After a year of lying low and taking the heat for his move, Durant is tired of being told that he made the wrong decision. He has recently tweeted that he did not like playing for the OKC coach Billy Donovan, and the roster wasn’t good. But the tweets weren’t enough. He is also dropping some new shoes with a special something for his haters. On the soles of the shoes there are some of the names he’s been called in a list. These include: Weak, Quitter, Doesn’t Care About Fans, KowarD, Snake and Traitor. On top of the list, in yellow, are his scores from each game in the finals, “2017 Champs”, and “Finals Most Valuable Player.”

Photo courtesy of SB Nation

People knew how good he was, but they forgot how great he was and is until the NBA finals. He was a four-time scoring champion, an MVP and arguably one of the greatest college basketball players at the University of Texas, even though he played only one season.

In that one season, he averaged 25.8 points, 11.1 rebounds and 1.3 assists per game for the Longhorns, and he was recognized as the unanimous national player of the year, winning the John R. Wooden Award, the Naismith College Player of the Year Award and all eight other recognized honors and awards. This made Durant the first freshman to win any of the national player of the year awards. He went to the best team in the NBA and became their best player, even better than the previous two-time MVP Steph Curry. He immediately fit right in with the Warriors and lead them to an NBA championship and dominated the finals.

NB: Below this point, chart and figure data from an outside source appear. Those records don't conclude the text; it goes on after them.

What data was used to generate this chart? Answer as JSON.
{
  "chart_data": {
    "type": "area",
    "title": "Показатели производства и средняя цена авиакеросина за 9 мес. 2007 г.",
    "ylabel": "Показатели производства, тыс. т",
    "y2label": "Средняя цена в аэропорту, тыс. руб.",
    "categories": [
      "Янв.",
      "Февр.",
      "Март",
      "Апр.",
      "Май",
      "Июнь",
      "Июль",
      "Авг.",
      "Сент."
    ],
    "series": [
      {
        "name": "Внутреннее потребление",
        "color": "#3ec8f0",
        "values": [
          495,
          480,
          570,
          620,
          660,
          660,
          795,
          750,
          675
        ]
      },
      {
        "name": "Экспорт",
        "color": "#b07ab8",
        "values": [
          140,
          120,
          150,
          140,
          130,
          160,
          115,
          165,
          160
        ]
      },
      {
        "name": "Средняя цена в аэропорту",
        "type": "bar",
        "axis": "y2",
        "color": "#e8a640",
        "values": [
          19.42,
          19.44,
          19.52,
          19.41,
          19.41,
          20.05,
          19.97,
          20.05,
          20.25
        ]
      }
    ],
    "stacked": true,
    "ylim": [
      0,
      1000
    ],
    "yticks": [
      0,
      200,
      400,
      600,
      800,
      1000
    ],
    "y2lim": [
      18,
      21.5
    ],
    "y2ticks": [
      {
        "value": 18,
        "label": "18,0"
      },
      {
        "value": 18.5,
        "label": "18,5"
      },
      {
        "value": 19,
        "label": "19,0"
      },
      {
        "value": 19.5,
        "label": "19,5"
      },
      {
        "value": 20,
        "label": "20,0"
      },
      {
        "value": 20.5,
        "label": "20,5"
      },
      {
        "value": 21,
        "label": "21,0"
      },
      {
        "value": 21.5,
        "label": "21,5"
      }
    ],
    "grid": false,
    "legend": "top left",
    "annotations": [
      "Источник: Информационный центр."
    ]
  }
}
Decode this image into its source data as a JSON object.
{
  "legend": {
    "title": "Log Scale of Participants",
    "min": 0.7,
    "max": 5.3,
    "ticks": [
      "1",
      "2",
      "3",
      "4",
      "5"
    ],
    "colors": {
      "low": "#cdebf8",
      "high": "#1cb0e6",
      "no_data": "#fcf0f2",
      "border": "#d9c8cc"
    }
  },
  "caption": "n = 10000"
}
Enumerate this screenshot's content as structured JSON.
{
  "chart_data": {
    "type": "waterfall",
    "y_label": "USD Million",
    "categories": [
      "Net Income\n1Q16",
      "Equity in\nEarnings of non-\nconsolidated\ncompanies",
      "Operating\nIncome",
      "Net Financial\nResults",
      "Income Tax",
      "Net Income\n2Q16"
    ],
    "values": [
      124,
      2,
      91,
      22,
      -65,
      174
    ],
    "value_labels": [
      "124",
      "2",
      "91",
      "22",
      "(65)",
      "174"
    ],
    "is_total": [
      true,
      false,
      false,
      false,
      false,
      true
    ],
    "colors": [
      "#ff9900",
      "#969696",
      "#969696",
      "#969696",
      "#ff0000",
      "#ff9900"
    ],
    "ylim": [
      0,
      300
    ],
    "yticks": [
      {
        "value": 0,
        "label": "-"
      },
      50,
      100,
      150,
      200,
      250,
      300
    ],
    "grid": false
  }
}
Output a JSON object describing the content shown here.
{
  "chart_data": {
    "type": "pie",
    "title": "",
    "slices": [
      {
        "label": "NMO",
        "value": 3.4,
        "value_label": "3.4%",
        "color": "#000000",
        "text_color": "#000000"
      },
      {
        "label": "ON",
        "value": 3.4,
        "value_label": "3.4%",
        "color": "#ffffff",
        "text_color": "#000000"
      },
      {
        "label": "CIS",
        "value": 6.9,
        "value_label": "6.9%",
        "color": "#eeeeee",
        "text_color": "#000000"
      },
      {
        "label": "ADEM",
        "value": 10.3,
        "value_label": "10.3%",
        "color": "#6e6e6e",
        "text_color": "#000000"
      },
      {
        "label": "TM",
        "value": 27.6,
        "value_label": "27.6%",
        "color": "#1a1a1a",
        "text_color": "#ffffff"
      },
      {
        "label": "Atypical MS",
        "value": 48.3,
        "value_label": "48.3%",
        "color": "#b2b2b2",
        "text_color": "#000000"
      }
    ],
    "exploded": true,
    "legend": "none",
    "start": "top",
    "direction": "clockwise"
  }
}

At the end of the day, Durant loves the game of basketball. All he cares about is playing the game he loves. He is sick of all the hate he’s getting from everyone. Who wouldn’t get annoyed of getting attacked constantly by everyone around the world? He just wants to play basketball and prove to everyone that he is a great player that made a smart decision. You can hate him for his decision. It is your right to voice your opinion, but you can’t argue how great of a player he is on the court and off the court.